Pada bulan Safar, Rasulullah menikahi istri pertamanya, Khadijah binti Khuwailid, yang dikenal sebagai salah satu wanita yang dijanjikan tempat di surga.
Bulan ini juga menjadi saksi pernikahan antara putri Rasulullah, Fatimah Az-Zahra, dengan Ali bin Abi Thalib.
Rabiul Awal
Rabiul Awal adalah bulan yang sangat istimewa dalam kalender Hijriah, bukan hanya karena merupakan bulan kelahiran Rasulullah SAW, tetapi juga karena pada bulan ini Rasulullah menikahkan putrinya, Ummu Kultsum, dengan Utsman bin Affan, khalifah ketiga dalam sejarah Islam.
Rajab
Rajab adalah bulan ketujuh dalam kalender Hijriah, dan dianggap sebagai salah satu bulan yang sangat mulia dalam Islam.
Bulan ini menjadi saksi atas perjalanan hidup Nabi Muhammad SAW, di mana pada bulan ini pula beliau dikandung oleh ibunya, Siti Aminah.

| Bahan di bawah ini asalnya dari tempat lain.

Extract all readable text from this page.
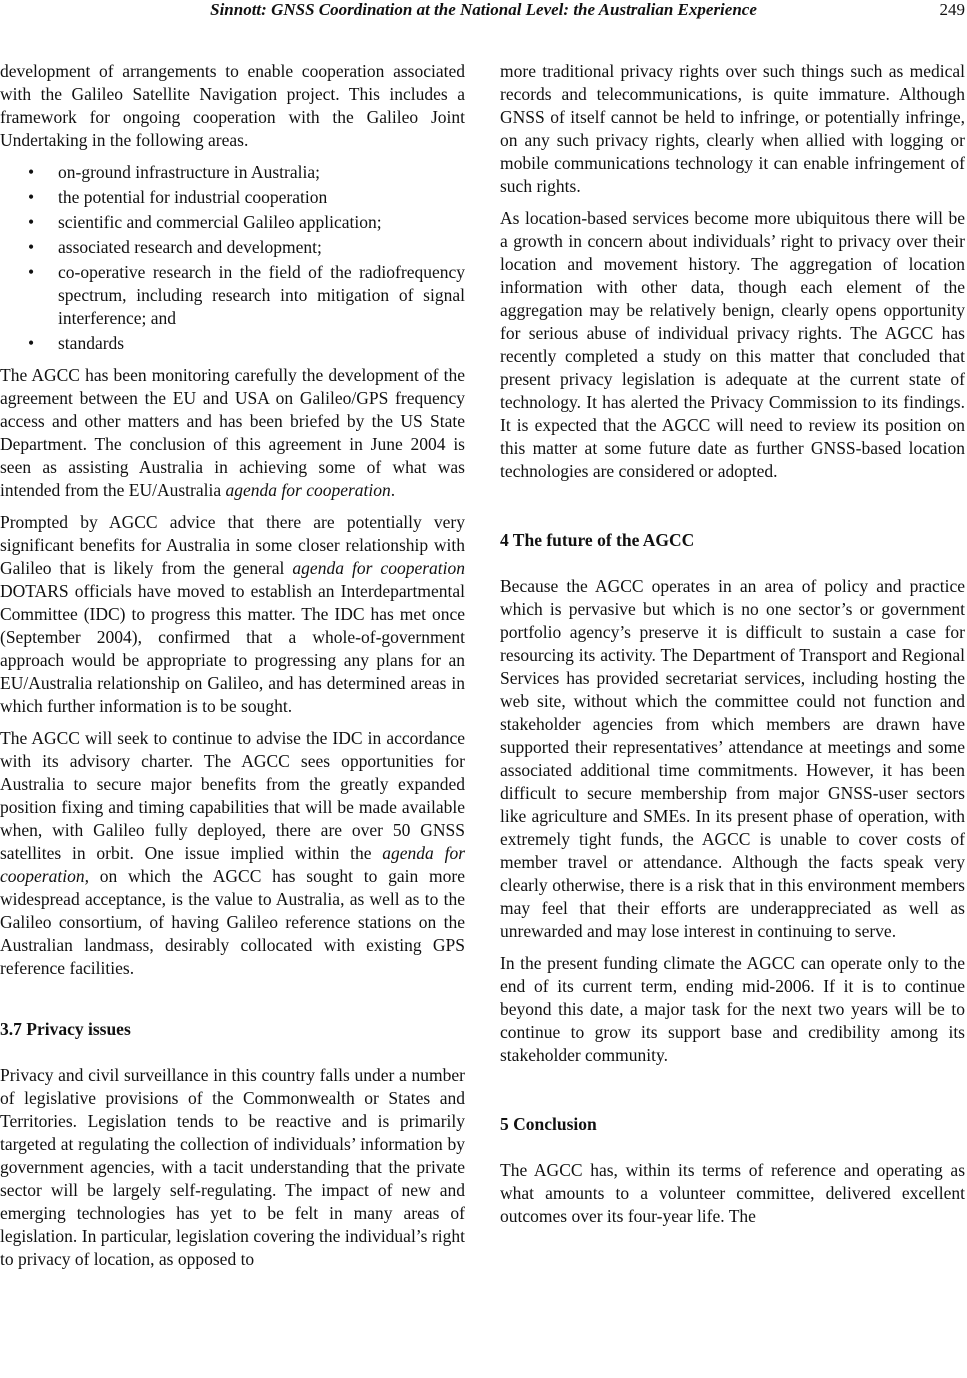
Sinnott: GNSS Coordination at the National Level: the Australian Experience	249

development of arrangements to enable cooperation associated with the Galileo Satellite Navigation project. This includes a framework for ongoing cooperation with the Galileo Joint Undertaking in the following areas.

• on-ground infrastructure in Australia;
• the potential for industrial cooperation
• scientific and commercial Galileo application;
• associated research and development;
• co-operative research in the field of the radiofrequency spectrum, including research into mitigation of signal interference; and
• standards

The AGCC has been monitoring carefully the development of the agreement between the EU and USA on Galileo/GPS frequency access and other matters and has been briefed by the US State Department. The conclusion of this agreement in June 2004 is seen as assisting Australia in achieving some of what was intended from the EU/Australia agenda for cooperation.

Prompted by AGCC advice that there are potentially very significant benefits for Australia in some closer relationship with Galileo that is likely from the general agenda for cooperation DOTARS officials have moved to establish an Interdepartmental Committee (IDC) to progress this matter. The IDC has met once (September 2004), confirmed that a whole-of-government approach would be appropriate to progressing any plans for an EU/Australia relationship on Galileo, and has determined areas in which further information is to be sought.

The AGCC will seek to continue to advise the IDC in accordance with its advisory charter. The AGCC sees opportunities for Australia to secure major benefits from the greatly expanded position fixing and timing capabilities that will be made available when, with Galileo fully deployed, there are over 50 GNSS satellites in orbit. One issue implied within the agenda for cooperation, on which the AGCC has sought to gain more widespread acceptance, is the value to Australia, as well as to the Galileo consortium, of having Galileo reference stations on the Australian landmass, desirably collocated with existing GPS reference facilities.

3.7 Privacy issues

Privacy and civil surveillance in this country falls under a number of legislative provisions of the Commonwealth or States and Territories. Legislation tends to be reactive and is primarily targeted at regulating the collection of individuals’ information by government agencies, with a tacit understanding that the private sector will be largely self-regulating. The impact of new and emerging technologies has yet to be felt in many areas of legislation. In particular, legislation covering the individual’s right to privacy of location, as opposed to

more traditional privacy rights over such things such as medical records and telecommunications, is quite immature. Although GNSS of itself cannot be held to infringe, or potentially infringe, on any such privacy rights, clearly when allied with logging or mobile communications technology it can enable infringement of such rights.

As location-based services become more ubiquitous there will be a growth in concern about individuals’ right to privacy over their location and movement history. The aggregation of location information with other data, though each element of the aggregation may be relatively benign, clearly opens opportunity for serious abuse of individual privacy rights. The AGCC has recently completed a study on this matter that concluded that present privacy legislation is adequate at the current state of technology. It has alerted the Privacy Commission to its findings. It is expected that the AGCC will need to review its position on this matter at some future date as further GNSS-based location technologies are considered or adopted.

4 The future of the AGCC

Because the AGCC operates in an area of policy and practice which is pervasive but which is no one sector’s or government portfolio agency’s preserve it is difficult to sustain a case for resourcing its activity. The Department of Transport and Regional Services has provided secretariat services, including hosting the web site, without which the committee could not function and stakeholder agencies from which members are drawn have supported their representatives’ attendance at meetings and some associated additional time commitments. However, it has been difficult to secure membership from major GNSS-user sectors like agriculture and SMEs. In its present phase of operation, with extremely tight funds, the AGCC is unable to cover costs of member travel or attendance. Although the facts speak very clearly otherwise, there is a risk that in this environment members may feel that their efforts are underappreciated as well as unrewarded and may lose interest in continuing to serve.

In the present funding climate the AGCC can operate only to the end of its current term, ending mid-2006. If it is to continue beyond this date, a major task for the next two years will be to continue to grow its support base and credibility among its stakeholder community.

5 Conclusion

The AGCC has, within its terms of reference and operating as what amounts to a volunteer committee, delivered excellent outcomes over its four-year life. The
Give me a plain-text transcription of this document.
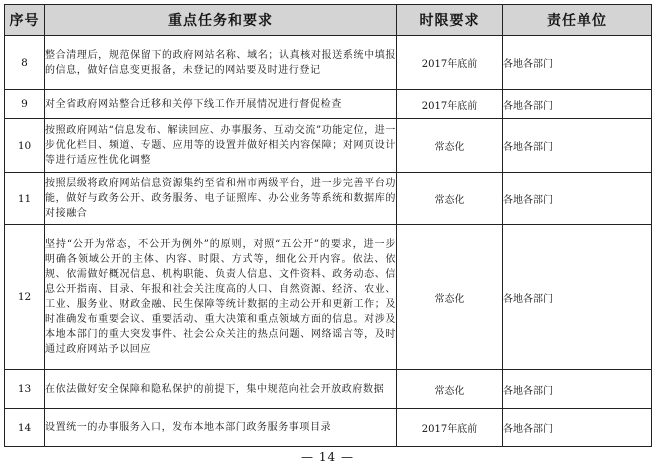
序号	重点任务和要求	时限要求	责任单位
8	整合清理后，规范保留下的政府网站名称、域名；认真核对报送系统中填报的信息，做好信息变更报备，未登记的网站要及时进行登记	2017年底前	各地各部门
9	对全省政府网站整合迁移和关停下线工作开展情况进行督促检查	2017年底前	各地各部门
10	按照政府网站“信息发布、解读回应、办事服务、互动交流”功能定位，进一步优化栏目、频道、专题、应用等的设置并做好相关内容保障；对网页设计等进行适应性优化调整	常态化	各地各部门
11	按照层级将政府网站信息资源集约至省和州市两级平台，进一步完善平台功能，做好与政务公开、政务服务、电子证照库、办公业务等系统和数据库的对接融合	常态化	各地各部门
12	坚持“公开为常态，不公开为例外”的原则，对照“五公开”的要求，进一步明确各领域公开的主体、内容、时限、方式等，细化公开内容。依法、依规、依需做好概况信息、机构职能、负责人信息、文件资料、政务动态、信息公开指南、目录、年报和社会关注度高的人口、自然资源、经济、农业、工业、服务业、财政金融、民生保障等统计数据的主动公开和更新工作；及时准确发布重要会议、重要活动、重大决策和重点领域方面的信息。对涉及本地本部门的重大突发事件、社会公众关注的热点问题、网络谣言等，及时通过政府网站予以回应	常态化	各地各部门
13	在依法做好安全保障和隐私保护的前提下，集中规范向社会开放政府数据	常态化	各地各部门
14	设置统一的办事服务入口，发布本地本部门政务服务事项目录	2017年底前	各地各部门
— 14 —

Rajab juga dikenal dengan julukan Asyhur al-Hurum, yaitu bulan-bulan yang dihormati dan disucikan dalam Islam.
Syawal
Syawal adalah bulan yang datang setelah bulan suci Ramadhan, dan sering dianggap sebagai waktu yang baik untuk menikah.
Dalam hadis yang diriwayatkan oleh Aisyah, istri Rasulullah SAW, disebutkan bahwa Rasulullah menikahi Aisyah di bulan Syawal dan membangun rumah tangga bersamanya di bulan yang penuh berkah ini.
Zulkaidah
Zulkaidah adalah bulan yang mulia dalam kalender Hijriah, berada di antara bulan Syawal (bulan setelah Ramadhan) dan Zulhijjah (bulan di mana ibadah haji dilaksanakan).
Pada bulan Zulkaidah, Rasulullah menikahi Zainab binti Jahsy, yang menemani beliau hingga akhir hayatnya.
Mengingat bulan-bulan dalam kalender Hijriah memiliki nilai spiritual yang tinggi, pasangan yang menikah di bulan-bulan tersebut bisa berharap untuk memulai perjalanan hidup baru yang penuh dengan rahmat dan barokah dari Allah SWT.